Some Islamic countries want to ban mocking religion. Fewer demonstrations are taking place today. Journalists are fired for publishing the cartoons; others are arrested.

Beirut (AsiaNews) – As the number of protests over the Muhammad cartoons drops and become less turbulent, some Islamic countries want the Organisation of the Islamic Conference (OIC) to ask the United Nations to ban mocking religion. By contrast, upholding freedom of opinion seems to be going by the wayside in the Muslim world as publishers, editors and journalists land in jail for printing the controversial cartoons.

The latest large-scale demonstrations are in Pakistan. In Peshawar for example, thousands of students have taken to the streets and attacked buildings including the offices of Norwegian IT Company Telenor.  Hundreds of protesters have been arrested but no one was killed. 

On the diplomatic front, Denmark has asked the current OIC chair Malaysia to help douse the fires raging in the Islamic world.

Malaysian Foreign Minister Syed Hamid Albar said his Danish counterpart Per Stig Moeller called him on Friday. "He telephoned me to ask for co-operation from Malaysia to explain the issue," Syed Hamid was quoted as saying.

Indonesia voiced its great concern over Denmark's decision to temporarily close its diplomatic service in its embassy in Jakarta. "We are sorry to learn about the decision since our police force offered full security protection to the Danish diplomatic mission," explained Indonesian Foreign Minister Hassan Wirajuda in Jakarta.

"We don't want to face hostility with hostility toward other religions," said Yemen's Prime Minister Abdulkader Ba Jamal at the end of a peaceful demonstration. Although he said his country condemned the cartoons, he also said that his government valued the dialogue between cultures.
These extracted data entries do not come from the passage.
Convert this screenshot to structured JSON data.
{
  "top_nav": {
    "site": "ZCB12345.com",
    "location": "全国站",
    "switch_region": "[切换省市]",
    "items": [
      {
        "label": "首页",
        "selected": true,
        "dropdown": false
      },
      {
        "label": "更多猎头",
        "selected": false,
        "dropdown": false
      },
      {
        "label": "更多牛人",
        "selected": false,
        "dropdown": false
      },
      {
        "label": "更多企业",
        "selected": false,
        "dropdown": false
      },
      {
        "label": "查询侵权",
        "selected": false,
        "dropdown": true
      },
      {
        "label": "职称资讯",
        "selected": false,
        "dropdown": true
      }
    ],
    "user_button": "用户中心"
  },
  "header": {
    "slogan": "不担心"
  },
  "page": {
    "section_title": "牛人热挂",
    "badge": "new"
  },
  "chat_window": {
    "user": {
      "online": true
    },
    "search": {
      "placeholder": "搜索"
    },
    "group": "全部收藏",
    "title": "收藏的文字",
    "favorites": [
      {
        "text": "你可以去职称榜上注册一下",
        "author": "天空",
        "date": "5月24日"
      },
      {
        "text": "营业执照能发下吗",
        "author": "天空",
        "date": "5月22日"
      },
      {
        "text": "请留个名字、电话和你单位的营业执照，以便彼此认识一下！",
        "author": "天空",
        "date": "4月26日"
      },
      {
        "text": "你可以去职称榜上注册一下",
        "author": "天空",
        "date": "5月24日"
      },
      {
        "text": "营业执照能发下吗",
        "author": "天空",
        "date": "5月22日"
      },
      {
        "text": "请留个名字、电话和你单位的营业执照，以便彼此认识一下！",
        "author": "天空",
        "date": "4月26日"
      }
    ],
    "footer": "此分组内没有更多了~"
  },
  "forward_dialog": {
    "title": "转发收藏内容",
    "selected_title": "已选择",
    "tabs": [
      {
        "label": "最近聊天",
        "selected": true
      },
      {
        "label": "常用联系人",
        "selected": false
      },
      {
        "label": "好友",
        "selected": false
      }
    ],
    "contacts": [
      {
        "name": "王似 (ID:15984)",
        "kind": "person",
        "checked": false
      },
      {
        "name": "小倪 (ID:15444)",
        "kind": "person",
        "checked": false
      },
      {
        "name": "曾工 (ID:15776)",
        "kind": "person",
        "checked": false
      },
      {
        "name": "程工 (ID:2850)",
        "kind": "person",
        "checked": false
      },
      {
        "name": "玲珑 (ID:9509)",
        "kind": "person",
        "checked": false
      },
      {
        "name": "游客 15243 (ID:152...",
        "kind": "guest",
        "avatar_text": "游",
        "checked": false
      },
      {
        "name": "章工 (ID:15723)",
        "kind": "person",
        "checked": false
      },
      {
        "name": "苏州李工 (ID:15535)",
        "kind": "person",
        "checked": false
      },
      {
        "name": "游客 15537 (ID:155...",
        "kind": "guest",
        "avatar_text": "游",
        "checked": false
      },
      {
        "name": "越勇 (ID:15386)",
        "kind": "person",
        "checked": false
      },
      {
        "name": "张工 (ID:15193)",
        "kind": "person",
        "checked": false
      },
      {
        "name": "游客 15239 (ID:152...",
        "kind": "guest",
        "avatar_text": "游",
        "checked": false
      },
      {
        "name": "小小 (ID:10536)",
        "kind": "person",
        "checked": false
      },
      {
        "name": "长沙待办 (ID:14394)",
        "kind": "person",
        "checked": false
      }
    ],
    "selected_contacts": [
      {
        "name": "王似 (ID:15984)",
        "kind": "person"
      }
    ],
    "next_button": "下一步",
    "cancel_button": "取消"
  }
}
However, his government detained three journalists and has issued the arrest warrant for a fourth journalist after the three papers in which they worked were shut down for publishing the cartoons.

The Yemeni Journalists' Association called for the journalists' release and demanded that the closure decrees be revoked "because these measures were not ordered by a court".

In Algeria two newspapers were closed and their editors arrested for publishing the cartoons. A staff member for Iqraa, one of the affected papers, said that "the cartoons published in our weekly were [deliberately] fogged. They were accompanied by an article denouncing them."

In Java (Indonesia), the Christian paper Gloria reported that its editor-in-chief David da Silva was fired and questioned by police for printing the cartoons.

In the meantime, Iran is calling for international measures to prevent the repeat of such acts. Pirouz Hosseini, director general of the Iranian Foreign Ministry's Political and International Affairs Desk, said his government was calling for an emergency session of the Organisation of the Islamic Conference in Jeddah tomorrow. A similar request has been made by Yemen which wants the UN to get involve as well.